Mary
Starring Lucy Bell, Linden Wilkinson and Brendan Higgins
Writer/director Kay Pavlou
Reviewed by Catherine Brown
The beatification of Mary MacKillop, to take place in Sydney in January by Pope John Paul II, has probably not escaped the attention of even non-Catholic Australians.
All too often, as feminists have argued, women have been hidden from history. Mary brings to life the inspiring Mary MacKillop. Catholic and non-Catholic can appreciate the strength and fighting spirit of this woman, who lived in a century when independence in a woman was not encouraged and often was stifled.
MacKillop's life is something more than "a good Catholic story" that. Mary doesn't concentrate on her spirituality, though it doesn't ignore it either. Rather it looks at her struggle to bring education to the poor and establish an independent order of nuns. Mary uses the style of doco-drama to tell MacKillop's story, interspersed with interviews to highlight its contemporary relevance. It's an approach that works.
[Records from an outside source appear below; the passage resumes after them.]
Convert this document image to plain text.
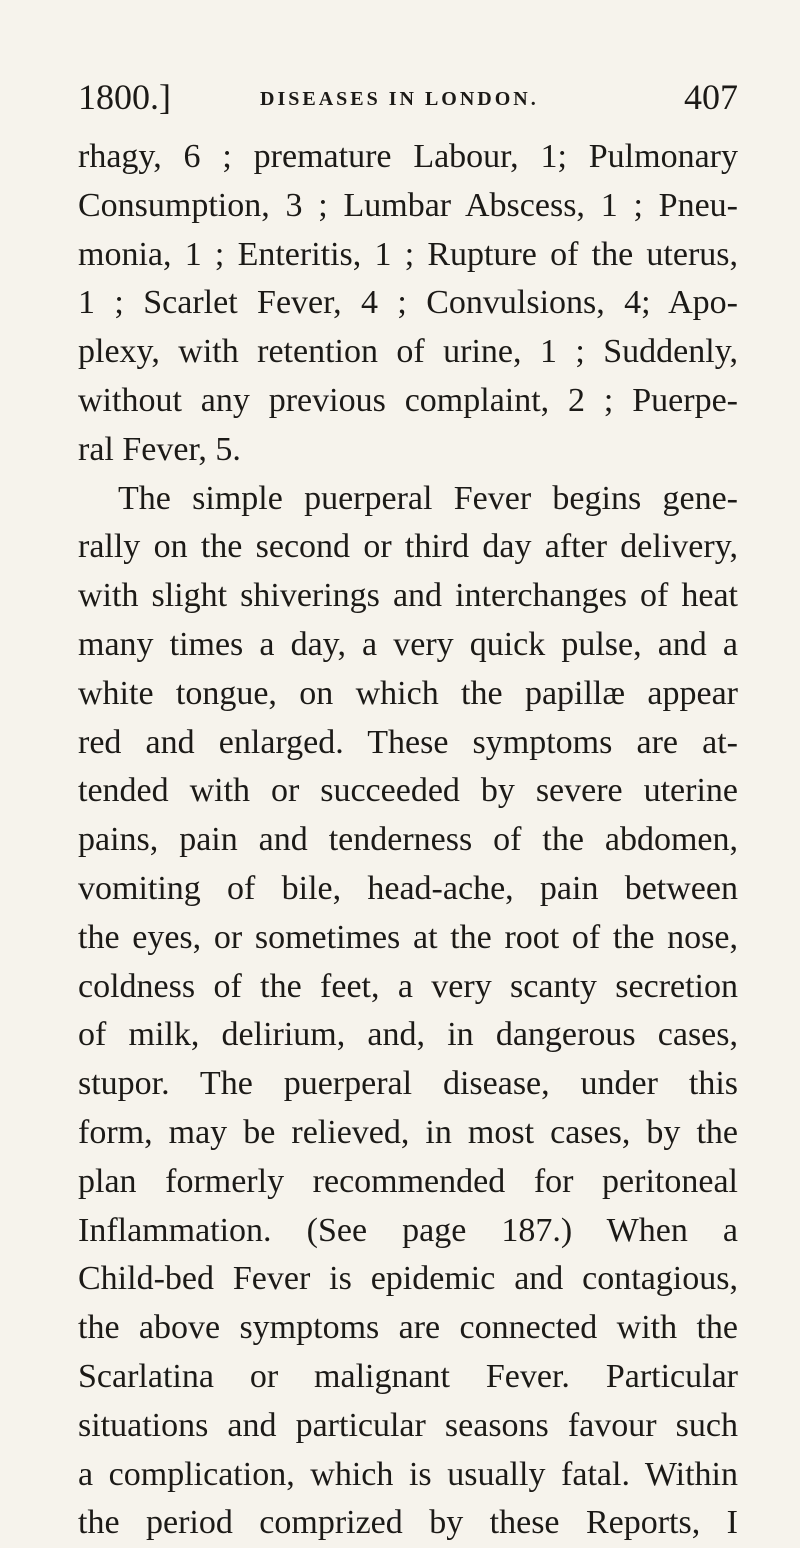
1800.]	DISEASES IN LONDON.	407
rhagy, 6 ; premature Labour, 1; Pulmonary
Consumption, 3 ; Lumbar Abscess, 1 ; Pneu-
monia, 1 ; Enteritis, 1 ; Rupture of the uterus,
1 ; Scarlet Fever, 4 ; Convulsions, 4; Apo-
plexy, with retention of urine, 1 ; Suddenly,
without any previous complaint, 2 ; Puerpe-
ral Fever, 5.
The simple puerperal Fever begins gene-
rally on the second or third day after delivery,
with slight shiverings and interchanges of heat
many times a day, a very quick pulse, and a
white tongue, on which the papillæ appear
red and enlarged. These symptoms are at-
tended with or succeeded by severe uterine
pains, pain and tenderness of the abdomen,
vomiting of bile, head-ache, pain between
the eyes, or sometimes at the root of the nose,
coldness of the feet, a very scanty secretion
of milk, delirium, and, in dangerous cases,
stupor. The puerperal disease, under this
form, may be relieved, in most cases, by the
plan formerly recommended for peritoneal
Inflammation. (See page 187.) When a
Child-bed Fever is epidemic and contagious,
the above symptoms are connected with the
Scarlatina or malignant Fever. Particular
situations and particular seasons favour such
a complication, which is usually fatal. Within
the period comprized by these Reports, I
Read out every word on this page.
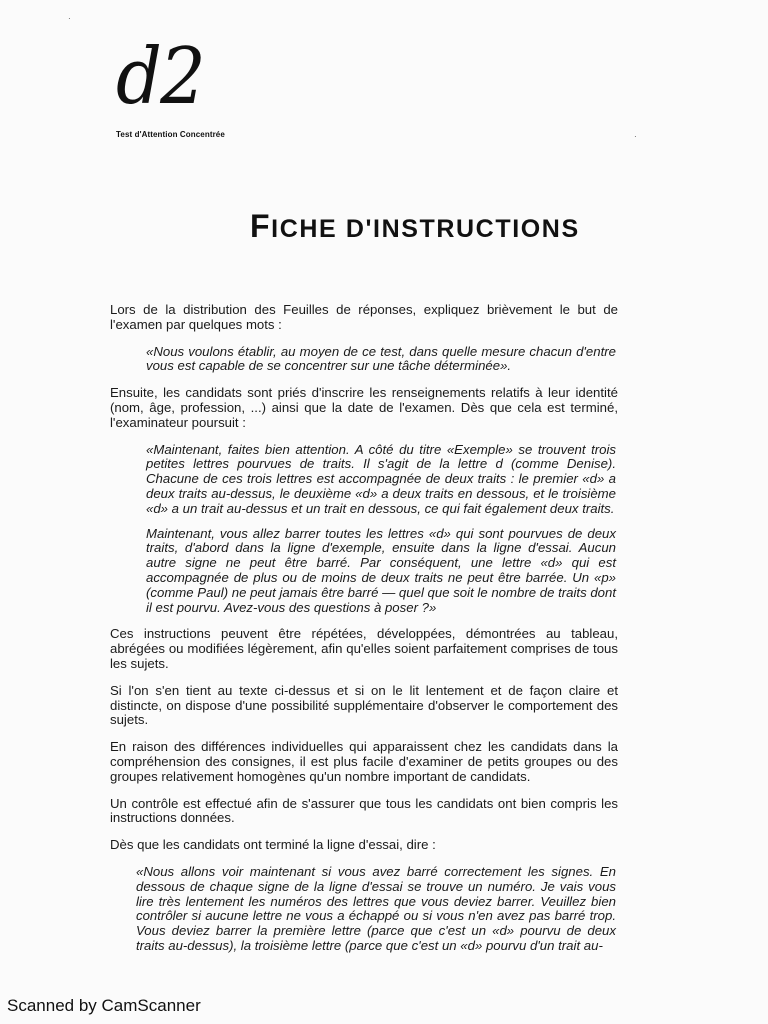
·
·
d2
Test d'Attention Concentrée
FICHE D'INSTRUCTIONS

Lors de la distribution des Feuilles de réponses, expliquez brièvement le but de l'examen par quelques mots :

«Nous voulons établir, au moyen de ce test, dans quelle mesure chacun d'entre vous est capable de se concentrer sur une tâche déterminée».

Ensuite, les candidats sont priés d'inscrire les renseignements relatifs à leur identité (nom, âge, profession, ...) ainsi que la date de l'examen. Dès que cela est terminé, l'examinateur poursuit :

«Maintenant, faites bien attention. A côté du titre «Exemple» se trouvent trois petites lettres pourvues de traits. Il s'agit de la lettre d (comme Denise). Chacune de ces trois lettres est accompagnée de deux traits : le premier «d» a deux traits au-dessus, le deuxième «d» a deux traits en dessous, et le troisième «d» a un trait au-dessus et un trait en dessous, ce qui fait également deux traits.

Maintenant, vous allez barrer toutes les lettres «d» qui sont pourvues de deux traits, d'abord dans la ligne d'exemple, ensuite dans la ligne d'essai. Aucun autre signe ne peut être barré. Par conséquent, une lettre «d» qui est accompagnée de plus ou de moins de deux traits ne peut être barrée. Un «p» (comme Paul) ne peut jamais être barré — quel que soit le nombre de traits dont il est pourvu. Avez-vous des questions à poser ?»

Ces instructions peuvent être répétées, développées, démontrées au tableau, abrégées ou modifiées légèrement, afin qu'elles soient parfaitement comprises de tous les sujets.

Si l'on s'en tient au texte ci-dessus et si on le lit lentement et de façon claire et distincte, on dispose d'une possibilité supplémentaire d'observer le comportement des sujets.

En raison des différences individuelles qui apparaissent chez les candidats dans la compréhension des consignes, il est plus facile d'examiner de petits groupes ou des groupes relativement homogènes qu'un nombre important de candidats.

Un contrôle est effectué afin de s'assurer que tous les candidats ont bien compris les instructions données.

Dès que les candidats ont terminé la ligne d'essai, dire :

«Nous allons voir maintenant si vous avez barré correctement les signes. En dessous de chaque signe de la ligne d'essai se trouve un numéro. Je vais vous lire très lentement les numéros des lettres que vous deviez barrer. Veuillez bien contrôler si aucune lettre ne vous a échappé ou si vous n'en avez pas barré trop. Vous deviez barrer la première lettre (parce que c'est un «d» pourvu de deux traits au-dessus), la troisième lettre (parce que c'est un «d» pourvu d'un trait au-

Scanned by CamScanner
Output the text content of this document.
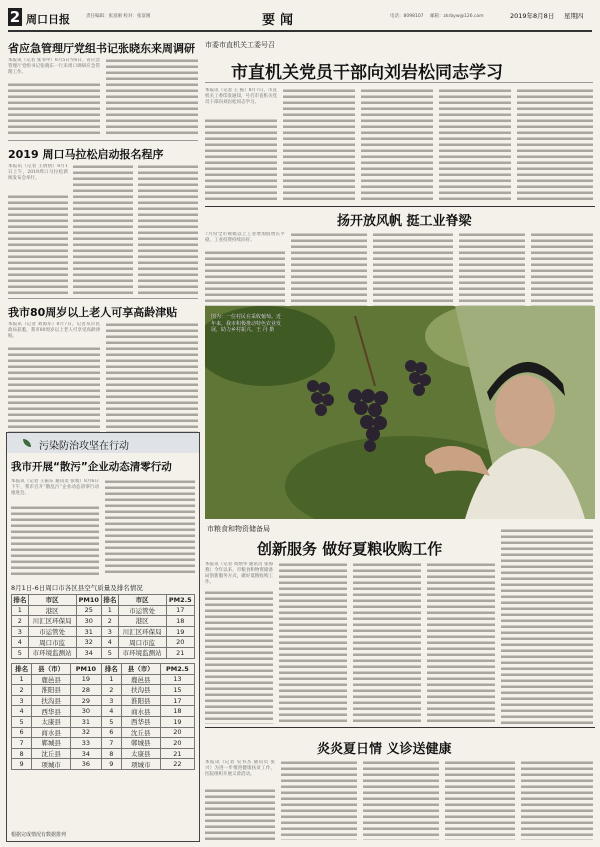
2 周口日报	责任编辑：张富刚 校对：张富刚	要闻	电话：8098107 邮箱：zkrbyw@126.com	2019年8月8日 星期四
省应急管理厅党组书记张晓东来周调研
本报讯（记者 张书中）8月5日至6日，省应急管理厅党组书记张晓东一行来周口调研应急管理工作。
2019 周口马拉松启动报名程序
本报讯（记者 王倩倩）8月1日上午，2019周口马拉松新闻发布会举行。
我市80周岁以上老人可享高龄津贴
本报讯（记者 刘海军）8月7日，记者从市民政局获悉，我市80周岁以上老人可享受高龄津贴。
污染防治攻坚在行动
我市开展“散污”企业动态清零行动
本报讯（记者 王振东 通讯员 张娟）8月6日下午，我市召开“散乱污”企业动态清零行动推进会。
8月1日-6日周口市各区县空气质量及排名情况
排名	市区	PM10	排名	市区	PM2.5
1	港区	25	1	市运管处	17
2	川汇区环保局	30	2	港区	18
3	市运管处	31	3	川汇区环保局	19
4	周口市监	32	4	周口市监	20
5	市环境监测站	34	5	市环境监测站	21
排名	县（市）	PM10	排名	县（市）	PM2.5
1	鹿邑县	19	1	鹿邑县	13
2	淮阳县	28	2	扶沟县	15
3	扶沟县	29	3	淮阳县	17
4	西华县	30	4	商水县	18
5	太康县	31	5	西华县	19
6	商水县	32	6	沈丘县	20
7	郸城县	33	7	郸城县	20
8	沈丘县	34	8	太康县	21
9	项城市	36	9	项城市	22
根据完成情况有数据排列
市委市直机关工委号召
市直机关党员干部向刘岩松同志学习
本报讯（记者 王 振）8月7日，市直机关工委印发通知，号召市直机关党员干部向刘岩松同志学习。
扬开放风帆 挺工业脊梁
7月份全市规模以上工业增加值增长平稳，工业投资持续向好。
图为：一位村民在采收葡萄。近年来，我市积极推动特色农业发展，助力乡村振兴。王 丹 摄
市粮食和物资储备局
创新服务 做好夏粮收购工作
本报讯（记者 周炳华 通讯员 张海燕）今年以来，市粮食和物资储备局创新服务方式，做好夏粮收购工作。
炎炎夏日情 义诊送健康
本报讯（记者 史书杰 通讯员 张 兴）为进一步推进健康扶贫工作，医院组织开展义诊活动。
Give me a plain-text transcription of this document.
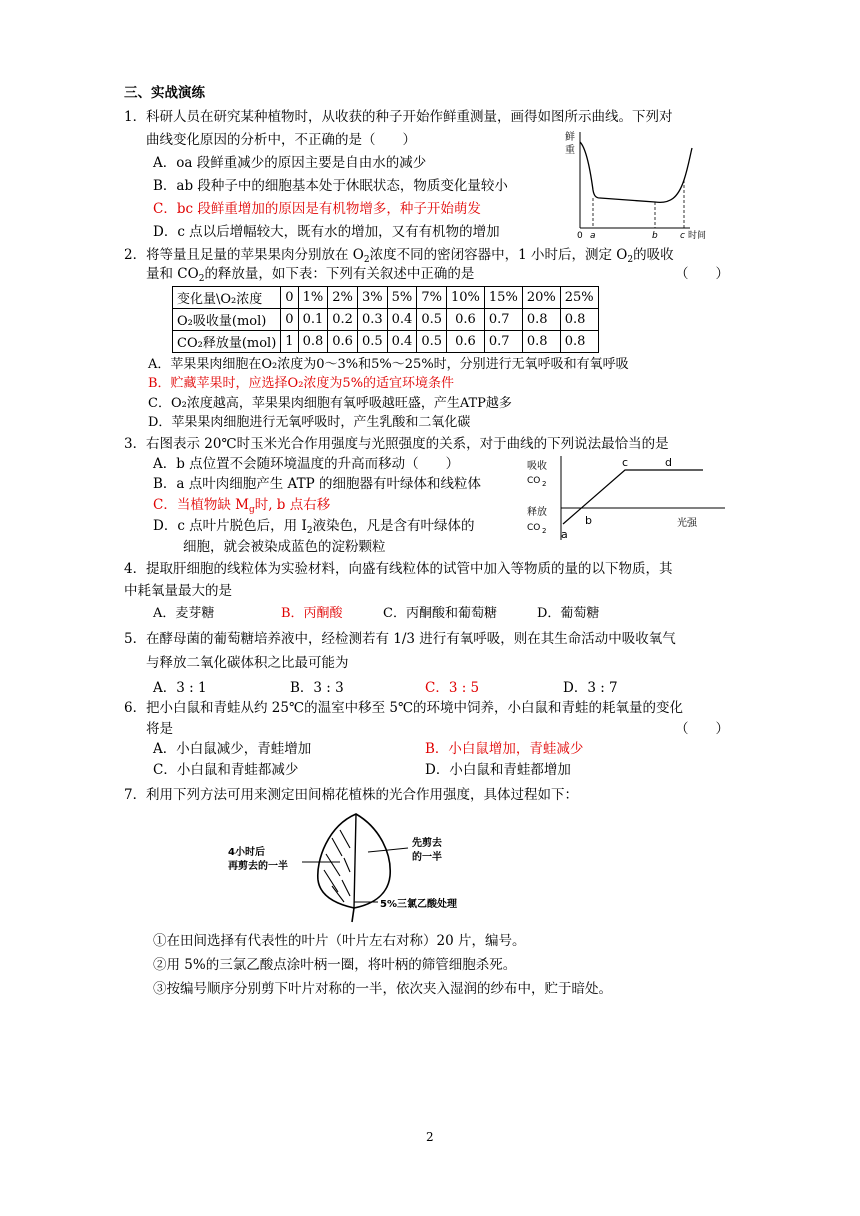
三、实战演练
1． 科研人员在研究某种植物时，从收获的种子开始作鲜重测量，画得如图所示曲线。下列对
曲线变化原因的分析中，不正确的是（　　）
A．oa 段鲜重减少的原因主要是自由水的减少
B．ab 段种子中的细胞基本处于休眠状态，物质变化量较小
C．bc 段鲜重增加的原因是有机物增多，种子开始萌发
D．c 点以后增幅较大，既有水的增加，又有有机物的增加
鲜
重
0 a	b c 时间
2． 将等量且足量的苹果果肉分别放在 $O_2$浓度不同的密闭容器中，1 小时后，测定 $O_2$的吸收
量和 $CO_2$的释放量，如下表：下列有关叙述中正确的是	（　　）
变化量\O₂浓度	0	1%	2%	3%	5%	7%	10%	15%	20%	25%
O₂吸收量(mol)	0	0.1	0.2	0.3	0.4	0.5	0.6	0.7	0.8	0.8
CO₂释放量(mol)	1	0.8	0.6	0.5	0.4	0.5	0.6	0.7	0.8	0.8
A．苹果果肉细胞在O₂浓度为0～3%和5%～25%时，分别进行无氧呼吸和有氧呼吸
B．贮藏苹果时，应选择O₂浓度为5%的适宜环境条件
C．O₂浓度越高，苹果果肉细胞有氧呼吸越旺盛，产生ATP越多
D．苹果果肉细胞进行无氧呼吸时，产生乳酸和二氧化碳
3． 右图表示 20℃时玉米光合作用强度与光照强度的关系，对于曲线的下列说法最恰当的是
A．b 点位置不会随环境温度的升高而移动（　　）
B．a 点叶肉细胞产生 ATP 的细胞器有叶绿体和线粒体
C．当植物缺 $M_g$时, b 点右移
D．c 点叶片脱色后，用 $I_2$液染色，凡是含有叶绿体的
细胞，就会被染成蓝色的淀粉颗粒
吸收
CO 2
释放
CO 2
c	d
b
a
光强
4． 提取肝细胞的线粒体为实验材料，向盛有线粒体的试管中加入等物质的量的以下物质，其
中耗氧量最大的是
A．麦芽糖	B．丙酮酸	C．丙酮酸和葡萄糖	D．葡萄糖
5． 在酵母菌的葡萄糖培养液中，经检测若有 1/3 进行有氧呼吸，则在其生命活动中吸收氧气
与释放二氧化碳体积之比最可能为
A．3 : 1	B．3 : 3	C．3 : 5	D．3 : 7
6． 把小白鼠和青蛙从约 25℃的温室中移至 5℃的环境中饲养，小白鼠和青蛙的耗氧量的变化
将是	（　　）
A．小白鼠减少，青蛙增加	B．小白鼠增加，青蛙减少
C．小白鼠和青蛙都减少	D．小白鼠和青蛙都增加
7． 利用下列方法可用来测定田间棉花植株的光合作用强度，具体过程如下：
4小时后
再剪去的一半
先剪去
的一半
5%三氯乙酸处理
①在田间选择有代表性的叶片（叶片左右对称）20 片，编号。
②用 5%的三氯乙酸点涂叶柄一圈，将叶柄的筛管细胞杀死。
③按编号顺序分别剪下叶片对称的一半，依次夹入湿润的纱布中，贮于暗处。
2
Lucy Bell, with an eerie physical resemblance to MacKillop seemed an obvious choice for the part. She doesn't disappoint. Bell captures a strength and determination that MacKillop herself clearly possessed.
MacKillop and a priest, Father Julian Woods (Brendan Higgins) were committed to free education at a time in Australia's history when the working class received little or no education. Refuges for single mothers were also seen as a priority.
MacKillop was only 25 when she established her first school, orphanage and women's refuge. It became clear to MacKillop that the order of nuns she established would need to be democratic and responsible to themselves, electing their own leader. At this time, all orders were responsible to the bishop.
MacKillop believed in equality in the order of the Sisters of Saint Joseph, which brought her into confrontation with Bishop Shiel of Adelaide. Shiel insisted the Josephites adopt the practice, common to other orders, of two classes of nuns based on the dowry each took to the convent on joining. MacKillop refused to budge on what she saw as a fundamental question. She was excommunicated by Shiel.
Six months later, MacKillop's excommunication order was lifted. Determined to avoid future confrontations over the independence of the order, MacKillop went to Rome to enlist the pope's support.
MacKillop in her memoirs comments on the freedom her habit gave her — no family responsibilities. Mary gives us glimpses of this freedom, as we see nuns (alone) riding through spectacular Australian countryside or MacKillop (alone) in Rome. "We're talking of a period when 'good women' didn't catch the night train, let alone travel through Europe for two years", comments Kay Pavlou, the writer and director.
The pope's support did not stop later confrontations with bishops in Australia. When Brisbane's bishop demanded the Josephites open an elite girls' boarding school, MacKillop refused and instead pulled the order out of Queensland. The Josephites left Bathurst after conflict with another bishop. Nevertheless, despite opposition by the Josephites, MacKillop was deposed as head of the order by Cardinal Moran in 1884. She was re-elected 15 years later.
The ABC's Four Corners program on Mary MacKillop touched on the different perceptions of her today. Bishop Clancy dismissed with outrage any hint that she was a feminist and stressed her obedience to the bishops of her day even when in disagreement. Women in the church interviewed saw a different Mary MacKillop, strong and determined. Hardly surprisingly, the movement for women priests looks to MacKillop for inspiration.
Mary MacKillop's beatification is just one of 850 that have occurred under Pope John Paul II, more than all the other popes have beatified in this century. Is it an attempt by the church to be more relevant? Of the 5 million Catholics in Australia, half don't attend mass. It is estimated that by the year 2000, one in four parishes will have no priest. The footage in the Four Corners program showed few men at weekly masses. Yet the church hierarchy stands firm against women priests.
Kay Pavlou's previous works include the award-winning The Killing of Angelo Tsakos. Pavlou felt an initial alienation from the Catholic content of MacKillop's story, as she was a non-practising Greek Orthodox. In the end, says Pavlou, it was MacKillop's political struggle with the bishops that won her over. Pavlou was also struck by how MacKillop "didn't allow anyone's notion of her as a woman stop her from achieving her ends".
In the process of writing Mary, Pavlou came into regular contact with the Josephites. She referred to them as the "radical/ratbag element of the church". Hence, perhaps, Bishop Clancy's ready dismissal of Mary MacKillop as a feminist: it is not an image the "modern" church hierarchy feels comfortable with, any more than the 19th century hierarchy felt comfortable with the real Mary MacKillop.
Do you have to be a religious or even Catholic to appreciate Mary? Is MacKillop's life relevant only for Catholics? No on both counts. Mary is an inspiring account of a woman's life, a woman any women's history of Australia would want to own.